After a little break, I thought that I would fire up the SSEC series once more. We’ve tackled “incarnational ministry,” “engaging culture,” boutique coffee-drinking, and maybe something else. I can’t remember. Anyway, here’s another subject that strikes me as a sacred evangelical cow: our degrees. Before you read on, however, I will require you to sign a mental disclosure statement that indicates that you understand that this post is written in a tongue-in-cheek style and is meant in good edifying fun.
Way back in time, in the early twentieth century, evangelicals (if we can call them that) did not believe strongly in degrees, as Joel Carpenter’s Revive Us Again shows in abundance. Many Christians, including some in the fundamentalist tradition, did not believe it necessary to earn them. In the mid-twentieth century, with the rise of neo-evangelicalism and pedigreed leaders like Harold J. Ockenga, many evangelicals switched tracks. Instead of distancing themselves from worldly credentials, they embraced them in order to shore up their cultural footing and gain social credibility.
In our days, it’s common for evangelicals to earn all kinds of degrees. If we once possessed too few credentials, making it easy for people to avoid taking us seriously, perhaps the pendulum has swung back too far the other way, such that we take ourselves too seriously. How many times have you seen an evangelical identify himself as “Dr. John Smith, PhD,” a title that immediately paints the possessor in a slightly insecure light? This is all too common among evangelicals. To paraphrase the immortal Bruce Dickinson (Google it with “gold-plated diapers”–no, I’m not making this up), we conservative Christians have a “fever for degrees.”
This extends beyond just one degree or title. I see people’s business cards identify them as “John Mottleby, MDiv” somewhat regularly. Now, I’m all for academic training. I believe in it. I think it’s useful, and I think that in many cases (especially colleges and seminaries) there is a great deal to be said for jumping through the hoops necessary to win accreditation. I differ with some when I say that I think, in my limited judgment and experience, that it is good for pastors (for example) to get a recognized degree (and maybe two if they sense the Lord leading them to do so).
But I am also aware that the whole thing can easily be overblown and taken way too seriously. We can take far too much pride in our degrees and we can think that they automatically bestow credibility or “expert” status upon us. Many of the smartest people I know, and a good chunk of the fine preachers and teachers I have benefited from, have had few degrees and credentials. They were simply deep thinkers and smart doers who were, among other things, freed from the insecurity that drives some of us to great degree-earning–and degree-displaying–heights.

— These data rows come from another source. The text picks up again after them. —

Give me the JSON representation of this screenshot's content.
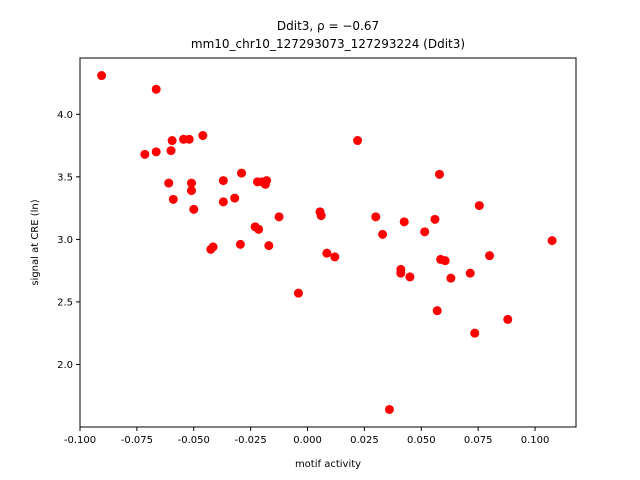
{
  "chart_data": {
    "type": "scatter",
    "title_line1": "Ddit3, ρ = −0.67",
    "title_line2": "mm10_chr10_127293073_127293224 (Ddit3)",
    "xlabel": "motif activity",
    "ylabel": "signal at CRE (ln)",
    "xlim": [
      -0.1,
      0.118
    ],
    "ylim": [
      1.5,
      4.45
    ],
    "xticks": [
      "-0.100",
      "-0.075",
      "-0.050",
      "-0.025",
      "0.000",
      "0.025",
      "0.050",
      "0.075",
      "0.100"
    ],
    "xtick_values": [
      -0.1,
      -0.075,
      -0.05,
      -0.025,
      0.0,
      0.025,
      0.05,
      0.075,
      0.1
    ],
    "yticks": [
      "2.0",
      "2.5",
      "3.0",
      "3.5",
      "4.0"
    ],
    "ytick_values": [
      2.0,
      2.5,
      3.0,
      3.5,
      4.0
    ],
    "grid": false,
    "marker_color": "#ff0000",
    "points": [
      {
        "x": -0.0905,
        "y": 4.31
      },
      {
        "x": -0.0665,
        "y": 4.2
      },
      {
        "x": -0.0715,
        "y": 3.68
      },
      {
        "x": -0.0665,
        "y": 3.7
      },
      {
        "x": -0.06,
        "y": 3.71
      },
      {
        "x": -0.0595,
        "y": 3.79
      },
      {
        "x": -0.0545,
        "y": 3.8
      },
      {
        "x": -0.052,
        "y": 3.8
      },
      {
        "x": -0.046,
        "y": 3.83
      },
      {
        "x": -0.061,
        "y": 3.45
      },
      {
        "x": -0.059,
        "y": 3.32
      },
      {
        "x": -0.051,
        "y": 3.45
      },
      {
        "x": -0.051,
        "y": 3.39
      },
      {
        "x": -0.05,
        "y": 3.24
      },
      {
        "x": -0.037,
        "y": 3.47
      },
      {
        "x": -0.037,
        "y": 3.3
      },
      {
        "x": -0.032,
        "y": 3.33
      },
      {
        "x": -0.029,
        "y": 3.53
      },
      {
        "x": -0.022,
        "y": 3.46
      },
      {
        "x": -0.02,
        "y": 3.46
      },
      {
        "x": -0.0185,
        "y": 3.44
      },
      {
        "x": -0.018,
        "y": 3.47
      },
      {
        "x": -0.0425,
        "y": 2.92
      },
      {
        "x": -0.0415,
        "y": 2.94
      },
      {
        "x": -0.0295,
        "y": 2.96
      },
      {
        "x": -0.023,
        "y": 3.1
      },
      {
        "x": -0.0215,
        "y": 3.08
      },
      {
        "x": -0.017,
        "y": 2.95
      },
      {
        "x": -0.0125,
        "y": 3.18
      },
      {
        "x": -0.004,
        "y": 2.57
      },
      {
        "x": 0.0055,
        "y": 3.22
      },
      {
        "x": 0.006,
        "y": 3.19
      },
      {
        "x": 0.0085,
        "y": 2.89
      },
      {
        "x": 0.012,
        "y": 2.86
      },
      {
        "x": 0.022,
        "y": 3.79
      },
      {
        "x": 0.03,
        "y": 3.18
      },
      {
        "x": 0.033,
        "y": 3.04
      },
      {
        "x": 0.036,
        "y": 1.64
      },
      {
        "x": 0.041,
        "y": 2.73
      },
      {
        "x": 0.041,
        "y": 2.76
      },
      {
        "x": 0.0425,
        "y": 3.14
      },
      {
        "x": 0.045,
        "y": 2.7
      },
      {
        "x": 0.0515,
        "y": 3.06
      },
      {
        "x": 0.056,
        "y": 3.16
      },
      {
        "x": 0.057,
        "y": 2.43
      },
      {
        "x": 0.058,
        "y": 3.52
      },
      {
        "x": 0.0585,
        "y": 2.84
      },
      {
        "x": 0.0605,
        "y": 2.83
      },
      {
        "x": 0.063,
        "y": 2.69
      },
      {
        "x": 0.0715,
        "y": 2.73
      },
      {
        "x": 0.0735,
        "y": 2.25
      },
      {
        "x": 0.0755,
        "y": 3.27
      },
      {
        "x": 0.08,
        "y": 2.87
      },
      {
        "x": 0.088,
        "y": 2.36
      },
      {
        "x": 0.1075,
        "y": 2.99
      }
    ]
  }
}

I recall a conversation with a Christian friend studying in a secular context some years back that is instructive on this point. He noted that at his elite institution, few professors listed their degrees. They had little to prove and knew that academic distinction was a matter of course for their profession. They thus took their diplomas less seriously than many evangelicals do. Where scholars and leaders of other realms pay their past achievements little mind (in some instances), some of us evangelicals double-list them on our CV, insist on being referred to as “Dr. John” in any and all situations, and detail an alphabet soup of degrees–D. D., D. Litt., Psy. D., Ph. D., Y. M. C. A., and W. C. A. Y. S. D. (Who Cares About Your Stupid Degree).
So what’s the deal? Should we Christians stop earning degrees? No. At least I don’t think so. Should we stop mentioning our degrees? No. I just think that we might need a little bit of balance. Scholars, for example, very often need degrees, and sometimes lots of them. That’s well and good. Pastors also will in many cases benefit from earning degrees that feature stimulating content. So that’s well and good, too.
But we may find it helpful to find a little more security in the gospel and who God has made us than in our credentials, whatever they may be. Whether a PhD or a folk credential, we are often tempted in this life to find our security and our enfranchisement in certain experiences or attainments. These things may well play into who we are and what we do, but they should not take precedence over our status as children of the living God.
This is not to say that if John Smith identifies himself as “Dr. John Smith, PhD” that he’s lost all sight of his Christian citizenship. But he may be struggling with this temptation, as we all do in many different ways. Let’s collectively take a deep breath about our degrees, giving thanks to God for how He has allowed the American evangelical movement to intellectually bolster itself while simultaneously praying for ourselves and our leaders that we would not find our confidence or legitimation in any earthly thing, but only in the gospel of Jesus Christ.